Les repêchés d'Avignon

« Le pire n'est pas toujours sûr », écrit Claudel dans le Soulier de satin. Le meilleur peut arriver aussi. Programmé dans un festival d'Avignon annulé, Bartabas a dû attendre l'automne pour présenter chez lui, à Aubervilliers, Loungta, sa dernière création. Tout en couleurs chaudes et flamboyantes, en cavalcades et en mouvements à l'épure parfaite, cet opéra cérémoniel pour cavaliers masqués et chevaux dansants se référait au Bardo Thodol (le Livre des morts tibétains, guide pour « bien mourir »), aux accords de la musique et des chants rituels des moines tibétains venus tout exprès du monastère de Gyuto.

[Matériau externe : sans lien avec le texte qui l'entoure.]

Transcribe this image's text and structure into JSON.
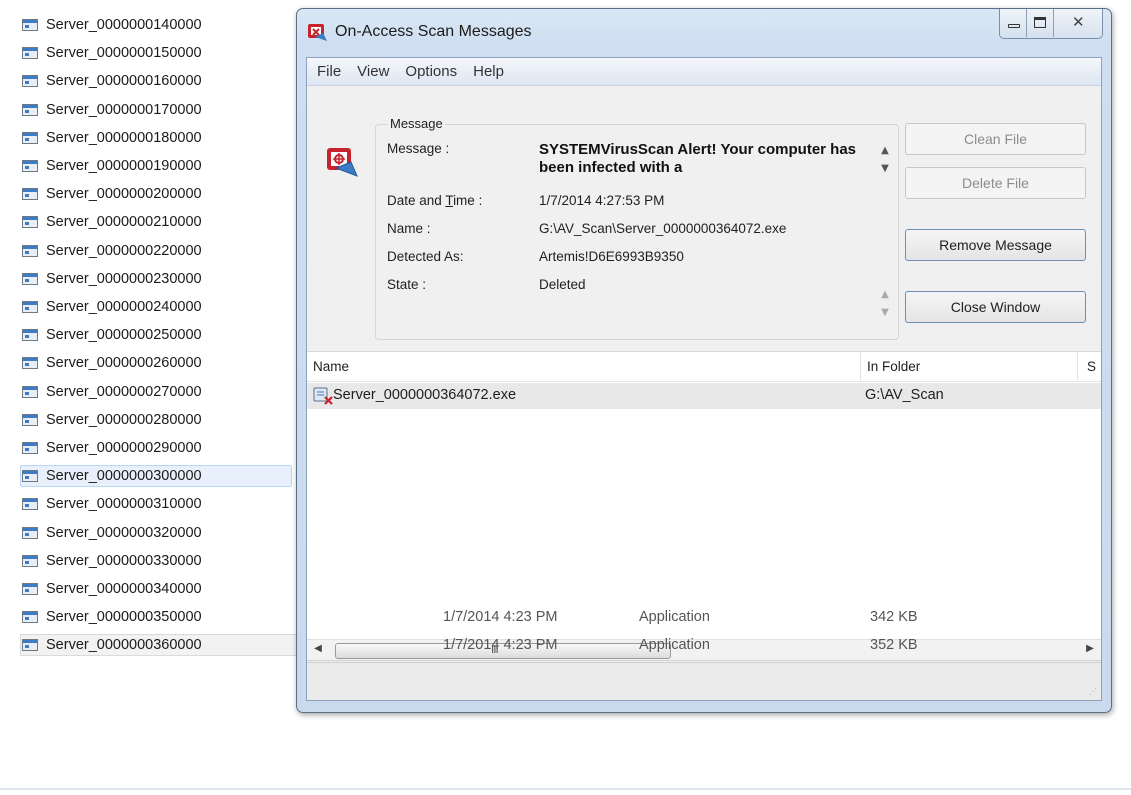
{
  "explorer": {
    "files": [
      {
        "name": "Server_0000000140000"
      },
      {
        "name": "Server_0000000150000"
      },
      {
        "name": "Server_0000000160000"
      },
      {
        "name": "Server_0000000170000"
      },
      {
        "name": "Server_0000000180000"
      },
      {
        "name": "Server_0000000190000"
      },
      {
        "name": "Server_0000000200000"
      },
      {
        "name": "Server_0000000210000"
      },
      {
        "name": "Server_0000000220000"
      },
      {
        "name": "Server_0000000230000"
      },
      {
        "name": "Server_0000000240000"
      },
      {
        "name": "Server_0000000250000"
      },
      {
        "name": "Server_0000000260000"
      },
      {
        "name": "Server_0000000270000"
      },
      {
        "name": "Server_0000000280000"
      },
      {
        "name": "Server_0000000290000"
      },
      {
        "name": "Server_0000000300000",
        "selected": true
      },
      {
        "name": "Server_0000000310000"
      },
      {
        "name": "Server_0000000320000"
      },
      {
        "name": "Server_0000000330000"
      },
      {
        "name": "Server_0000000340000"
      },
      {
        "name": "Server_0000000350000",
        "date": "1/7/2014 4:23 PM",
        "type": "Application",
        "size": "342 KB"
      },
      {
        "name": "Server_0000000360000",
        "date": "1/7/2014 4:23 PM",
        "type": "Application",
        "size": "352 KB",
        "last": true
      }
    ]
  },
  "dialog": {
    "title": "On-Access Scan Messages",
    "title_icon": "virusscan-shield-icon",
    "caption_buttons": {
      "minimize": "minimize-icon",
      "maximize": "maximize-icon",
      "close": "close-icon"
    },
    "menu": [
      "File",
      "View",
      "Options",
      "Help"
    ],
    "group_label": "Message",
    "labels": {
      "message": "Message :",
      "date_time_prefix": "Date and ",
      "date_time_u": "T",
      "date_time_suffix": "ime :",
      "name": "Name :",
      "detected_as": "Detected As:",
      "state": "State :"
    },
    "values": {
      "message": "SYSTEMVirusScan Alert! Your computer has been infected with a",
      "date_time": "1/7/2014 4:27:53 PM",
      "name": "G:\\AV_Scan\\Server_0000000364072.exe",
      "detected_as": "Artemis!D6E6993B9350",
      "state": "Deleted"
    },
    "buttons": {
      "clean_file": "Clean File",
      "delete_file": "Delete File",
      "remove_message": "Remove Message",
      "close_window": "Close Window"
    },
    "list": {
      "columns": [
        "Name",
        "In Folder",
        "S"
      ],
      "rows": [
        {
          "name": "Server_0000000364072.exe",
          "folder": "G:\\AV_Scan"
        }
      ]
    },
    "scroll_glyph": "III",
    "colors": {
      "titlebar": "#cfdff1",
      "accent": "#3d7bc4",
      "alert_red": "#c8232c"
    }
  }
}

Invités aussi malheureux d'Avignon, Ariane Mnouchkine et le Théâtre du Soleil ont proposé en novembre les deux parties du Dernier Caravansérail (Odyssées). Ponctué d'extraits de « vraies » lettres et de discours officiels, le spectacle racontait en une suite de saynètes des bribes d'existences de clandestins prêts à tout pour fuir leur pays. Peurs, viols, vols, départs précipités, tout était dit et montré, tel qu'il est donné à voir sur les écrans de télévision ou à lire dans les journaux, mais recréé à partir d'interviews réalisées par Ariane Mnouchkine auprès de réfugiés des camps de Sangatte en France, de Villawood en Australie, de Lombok en Indonésie. Ce sont ces témoignages qui ont été ensuite repris, reformulés par les trente-cinq comédiens de la Troupe du Soleil tout au long d'un travail d'improvisations élaborées sur le mode de la création collective. Loin du simple fait divers ou du document brut, Mnouchkine a su retrouver les chemins de la fable aux images chargées d'émotion.

Vedettes sur les planches

Pendant ce temps, que faisaient les vedettes ? Elles ont continué à caracoler sur les planches pour le grand bonheur du public : Michel Piccoli a interprété Tchekhov sous la direction de Peter Brook aux Bouffes du Nord dans Ta main dans la mienne, montage de lettres échangées entre l'écrivain russe et son épouse, la comédienne Olga Knipper. Sami Frey a réenfourché son vélo au Théâtre de la Madeleine pour la reprise de Je me souviens d'après Georges Perec, créé quinze ans plus tôt. Fabrice Luchini est passé de l'Athénée au Théâtre Antoine pour prolonger le succès de Knock. Jean-François Balmer a rendu un hommage sensible à Baudelaire avec Baudelaire dit par Balmer au Théâtre du Ranelagh, et André Dussolier a célébré le sport et ses exploits dans les Athlètes dans leur tête, d'après des chroniques de l'écrivain journaliste Paul Fournel. Dans ce même Théâtre du Rond-Point, on aura pu retrouver Jean-Pierre Cassel dans l'adaptation théâtrale du film Festen, mis en scène par Daniel Benoin, directeur du Centre dramatique national de Nice, et par deux fois Pierre Arditi, d'abord aux côtés d'Ariane Ascaride dans Mathilde de Véronique Olmi, puis en solitaire dans Une leçon de savoir-vivre de Jean-Claude Grumberg ; Philippe Caubère y a évoqué le torero Nimeno II avec Recouvre-le de lumière et Pierre Richard s'y est raconté lui-même avec Détournement de mémoire.